La mano invisible del parlamentarismo

En menos de medio año de gobierno -Rajoy juró su cargo ante el Rey el 31 de octubre pasado, por lo que la legislatura tiene apenas cinco meses-, el parlamento está buscando de buena fe y con posibilidades éxito un nuevo pacto educativo; se moderarán la ley mordaza y la reforma laboral, que había dejado sin derechos sociales a los trabajadores; el salario mínimo ha subido el 8%, un porcentaje sin precedentes en toda la etapa democrática; el gobierno se ha avenido de buen grado a recuperar la elección del responsable del audiovisual público con una mayoría cualificada, como quedó establecido en la ley de 2006, rectificada unilateralmente por decreto ley del Gobierno en 2012. Al mismo tiempo, el presupuesto estatal aprobado este viernes por el Gobierno elude ya cualquier recorte, poco después de que el equipo económico haya manifestado que estudia con interés la condonación de una parte de la deuda de las comunidades autónomas. El Ejecutivo está dispuesto a proporcionar fijeza a los cientos de miles de interinos que hay en el sector público de este país y, al mismo tiempo, acepta convocar las vacantes funcionariales que se produzcan, sin amortizar más plazas. También el Gobierno, que durante años ha asistido pasivo al encendimiento del soberanismo catalán, ha decidido al fin desembarcar en Cataluña, política y económicamente, con una presteza desconocida hasta ahora. Rajoy, tan remiso a las mudanzas, se ha mostrado dispuesto a reformar lo necesario, incluso la Constitución, para que Cataluña vuelva al redil. Además, el pacto del PP con Ciudadanos para la investidura de Rajoy ha introducido algunos elementos de salubridad pública en el proceso político, que, aunque muestren fricciones aún irresueltas -en Murcia, por ejemplo-, van sin duda en la dirección correcta.

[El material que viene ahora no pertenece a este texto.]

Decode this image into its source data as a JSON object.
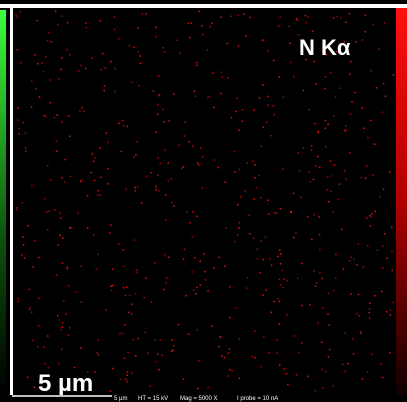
{
  "map": {
    "element_label": "N Kα",
    "scale_bar_label": "5 µm",
    "info_bar": {
      "scale": "5 µm",
      "voltage": "HT = 15 kV",
      "magnification": "Mag = 5000 X",
      "probe": "I probe = 10 nA"
    }
  }
}
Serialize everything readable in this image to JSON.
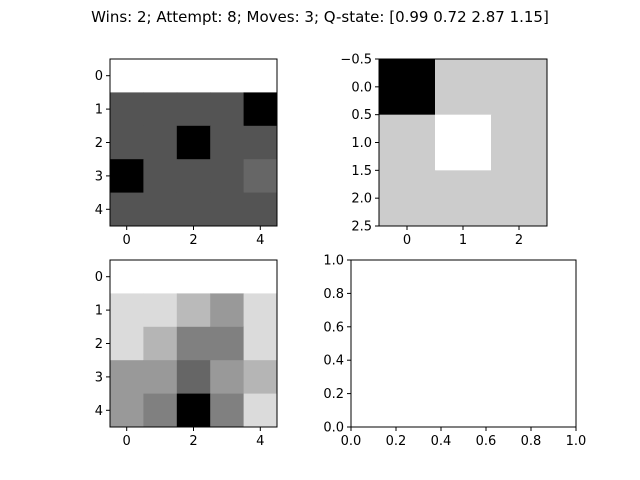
{
  "title": "Wins: 2; Attempt: 8; Moves: 3; Q-state: [0.99 0.72 2.87 1.15]",
  "chart_data": [
    {
      "type": "heatmap",
      "position": "top-left",
      "colormap": "gray",
      "rows": 5,
      "cols": 5,
      "values": [
        [
          1.0,
          1.0,
          1.0,
          1.0,
          1.0
        ],
        [
          0.33,
          0.33,
          0.33,
          0.33,
          0.0
        ],
        [
          0.33,
          0.33,
          0.0,
          0.33,
          0.33
        ],
        [
          0.0,
          0.33,
          0.33,
          0.33,
          0.4
        ],
        [
          0.33,
          0.33,
          0.33,
          0.33,
          0.33
        ]
      ],
      "xticks": [
        0,
        2,
        4
      ],
      "yticks": [
        0,
        1,
        2,
        3,
        4
      ],
      "xlim": [
        -0.5,
        4.5
      ],
      "ylim": [
        4.5,
        -0.5
      ]
    },
    {
      "type": "heatmap",
      "position": "top-right",
      "colormap": "gray",
      "rows": 3,
      "cols": 3,
      "values": [
        [
          0.0,
          0.8,
          0.8
        ],
        [
          0.8,
          1.0,
          0.8
        ],
        [
          0.8,
          0.8,
          0.8
        ]
      ],
      "xticks": [
        0,
        1,
        2
      ],
      "yticks": [
        -0.5,
        0.0,
        0.5,
        1.0,
        1.5,
        2.0,
        2.5
      ],
      "xlim": [
        -0.5,
        2.5
      ],
      "ylim": [
        2.5,
        -0.5
      ]
    },
    {
      "type": "heatmap",
      "position": "bottom-left",
      "colormap": "gray",
      "rows": 5,
      "cols": 5,
      "values": [
        [
          1.0,
          1.0,
          1.0,
          1.0,
          1.0
        ],
        [
          0.86,
          0.86,
          0.73,
          0.6,
          0.86
        ],
        [
          0.86,
          0.71,
          0.5,
          0.5,
          0.86
        ],
        [
          0.6,
          0.6,
          0.4,
          0.6,
          0.71
        ],
        [
          0.6,
          0.5,
          0.0,
          0.5,
          0.86
        ]
      ],
      "xticks": [
        0,
        2,
        4
      ],
      "yticks": [
        0,
        1,
        2,
        3,
        4
      ],
      "xlim": [
        -0.5,
        4.5
      ],
      "ylim": [
        4.5,
        -0.5
      ]
    },
    {
      "type": "scatter",
      "position": "bottom-right",
      "empty": true,
      "xticks": [
        0.0,
        0.2,
        0.4,
        0.6,
        0.8,
        1.0
      ],
      "yticks": [
        0.0,
        0.2,
        0.4,
        0.6,
        0.8,
        1.0
      ],
      "xlim": [
        0.0,
        1.0
      ],
      "ylim": [
        0.0,
        1.0
      ]
    }
  ]
}
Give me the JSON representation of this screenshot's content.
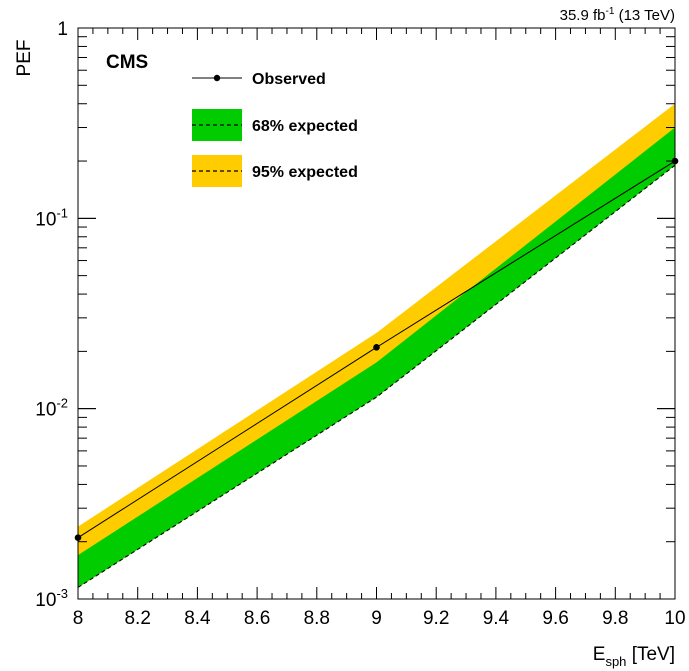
{
  "chart_data": {
    "type": "line",
    "title": "",
    "lumi_label": "35.9 fb",
    "lumi_sup": "-1",
    "energy_label": "(13 TeV)",
    "experiment_label": "CMS",
    "ylabel": "PEF",
    "xlabel_main": "E",
    "xlabel_sub": "sph",
    "xlabel_unit": "[TeV]",
    "xlim": [
      8,
      10
    ],
    "ylim": [
      0.001,
      1
    ],
    "yscale": "log",
    "x_ticks": [
      "8",
      "8.2",
      "8.4",
      "8.6",
      "8.8",
      "9",
      "9.2",
      "9.4",
      "9.6",
      "9.8",
      "10"
    ],
    "y_ticks": [
      {
        "base": "10",
        "exp": "-3"
      },
      {
        "base": "10",
        "exp": "-2"
      },
      {
        "base": "10",
        "exp": "-1"
      },
      {
        "base": "1",
        "exp": ""
      }
    ],
    "legend": {
      "placement": "top-left",
      "observed": "Observed",
      "band68": "68% expected",
      "band95": "95% expected"
    },
    "colors": {
      "band68": "#00cc00",
      "band95": "#ffcc00",
      "line": "#000000"
    },
    "x": [
      8,
      9,
      10
    ],
    "series": [
      {
        "name": "Observed",
        "values": [
          0.0021,
          0.021,
          0.2
        ]
      },
      {
        "name": "68% expected",
        "values": [
          0.00115,
          0.0115,
          0.19
        ]
      },
      {
        "name": "68% expected",
        "values": [
          0.00115,
          0.0115,
          0.19
        ]
      },
      {
        "name": "95% expected",
        "values": [
          0.00115,
          0.0115,
          0.19
        ]
      }
    ],
    "band95_low": [
      0.00115,
      0.0115,
      0.19
    ],
    "band95_high": [
      0.0024,
      0.025,
      0.4
    ],
    "band68_low": [
      0.00115,
      0.0115,
      0.19
    ],
    "band68_high": [
      0.0017,
      0.0175,
      0.3
    ]
  }
}
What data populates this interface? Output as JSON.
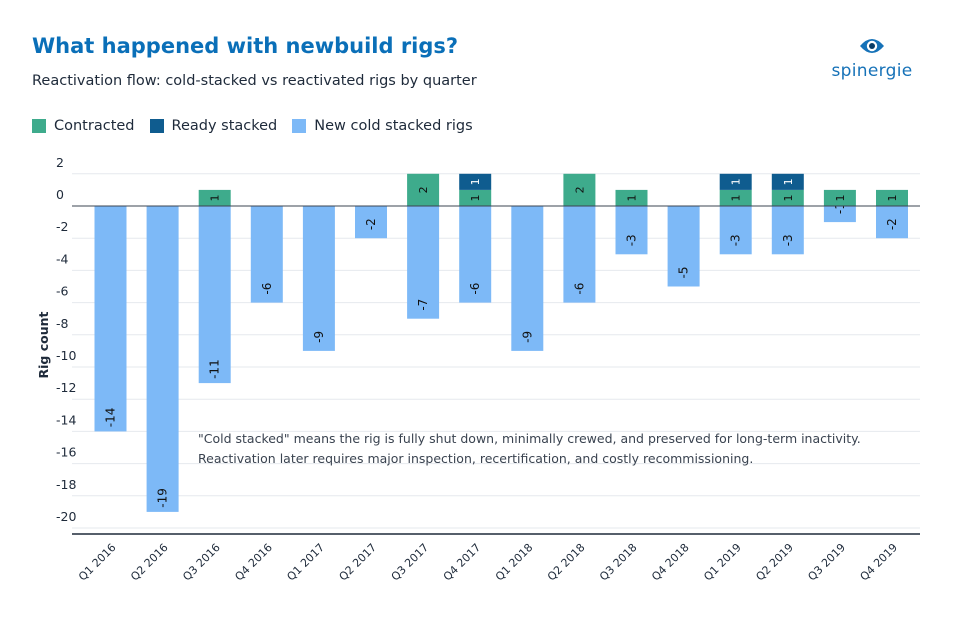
{
  "header": {
    "title": "What happened with newbuild rigs?",
    "subtitle": "Reactivation flow: cold-stacked vs reactivated rigs by quarter"
  },
  "brand": {
    "name": "spinergie",
    "logo_icon": "eye-icon",
    "color": "#1672b8"
  },
  "legend": {
    "items": [
      {
        "label": "Contracted",
        "color": "#3eab8c"
      },
      {
        "label": "Ready stacked",
        "color": "#0f5c8f"
      },
      {
        "label": "New cold stacked rigs",
        "color": "#7db9f7"
      }
    ]
  },
  "note": {
    "lines": [
      "\"Cold stacked\" means the rig is fully shut down, minimally crewed, and preserved for long-term inactivity.",
      "Reactivation later requires major inspection, recertification, and costly recommissioning."
    ]
  },
  "chart_data": {
    "type": "bar",
    "stacked": true,
    "title": "What happened with newbuild rigs?",
    "subtitle": "Reactivation flow: cold-stacked vs reactivated rigs by quarter",
    "xlabel": "",
    "ylabel": "Rig count",
    "ylim": [
      -20,
      2
    ],
    "yticks": [
      2,
      0,
      -2,
      -4,
      -6,
      -8,
      -10,
      -12,
      -14,
      -16,
      -18,
      -20
    ],
    "grid": true,
    "categories": [
      "Q1 2016",
      "Q2 2016",
      "Q3 2016",
      "Q4 2016",
      "Q1 2017",
      "Q2 2017",
      "Q3 2017",
      "Q4 2017",
      "Q1 2018",
      "Q2 2018",
      "Q3 2018",
      "Q4 2018",
      "Q1 2019",
      "Q2 2019",
      "Q3 2019",
      "Q4 2019"
    ],
    "series": [
      {
        "name": "Contracted",
        "color": "#3eab8c",
        "values": [
          0,
          0,
          1,
          0,
          0,
          0,
          2,
          1,
          0,
          2,
          1,
          0,
          1,
          1,
          1,
          1
        ]
      },
      {
        "name": "Ready stacked",
        "color": "#0f5c8f",
        "values": [
          0,
          0,
          0,
          0,
          0,
          0,
          0,
          1,
          0,
          0,
          0,
          0,
          1,
          1,
          0,
          0
        ]
      },
      {
        "name": "New cold stacked rigs",
        "color": "#7db9f7",
        "values": [
          -14,
          -19,
          -11,
          -6,
          -9,
          -2,
          -7,
          -6,
          -9,
          -6,
          -3,
          -5,
          -3,
          -3,
          -1,
          -2
        ]
      }
    ]
  }
}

? Y ¿qué ha ocurrido para que se hayan producido tan grandes cambios? Pues muy simple: que han desaparecido las mayorías absolutas y -de momento- la posibilidad de que las haya, lo que deja las fuerzas políticas a merced del juego de partidos y de la espontaneidad social. Si la "mano invisible", con su capacidad autorreguladora del libre mercado, conduce al bienestar general según la conocida teoría de Adam Smith, la libre concurrencia de las fuerzas políticas desempeña un papel semejante en el terreno político. La necesidad de formalizar pactos y de conseguir consensos a los ojos de todos, obliga a las fuerzas políticas a competir ante la opinión pública por sacar adelante opciones que redunden en beneficio de todos.

Las mayorías absolutas (o las cuasi mayorías, fruto del bipartidismo imperfecto), en cambio, dejaban la definición del bien común en manos de la formación hegemónica, que imponía su criterio sin necesidad de pactar con nadie y poseyendo por añadidura un gran ascendiente sobre los medios de comunicación, capaz de modular así a su favor la opinión pública. El pluripartidismo, en cambio, obliga a ponderar todas las decisiones, a someterlas a la crítica y -lo que es más importante- a buscar complicidades para que salgan adelante.

Los políticos, aun los mejor intencionados, son seres humanos y buscan en primer lugar su propio interés (y ello es así aunque el político sea íntegro y actúe estrictamente dentro de la legalidad y con sentido de la decencia). Interés que, en política, consiste en perdurar y en ascender, en conseguir por tanto a cualquier precio el respaldo de la ciudadanía. Pues bien: ese interés, cuando se posee plena capacidad de decisión gracias a la mayoría absoluta parlamentaria, no es el mismo que el que ha de defenderse en un ámbito más disputado: en este último caso, suele aproximarse más al bien común, algo que no necesariamente sucede en el primero. Claro es que si la clase política fuera ejemplar, estas modulaciones no tendrían demasiado sentido; pero ya se sabe que los seres humanos se bandean siempre entre la grandeza y la miseria.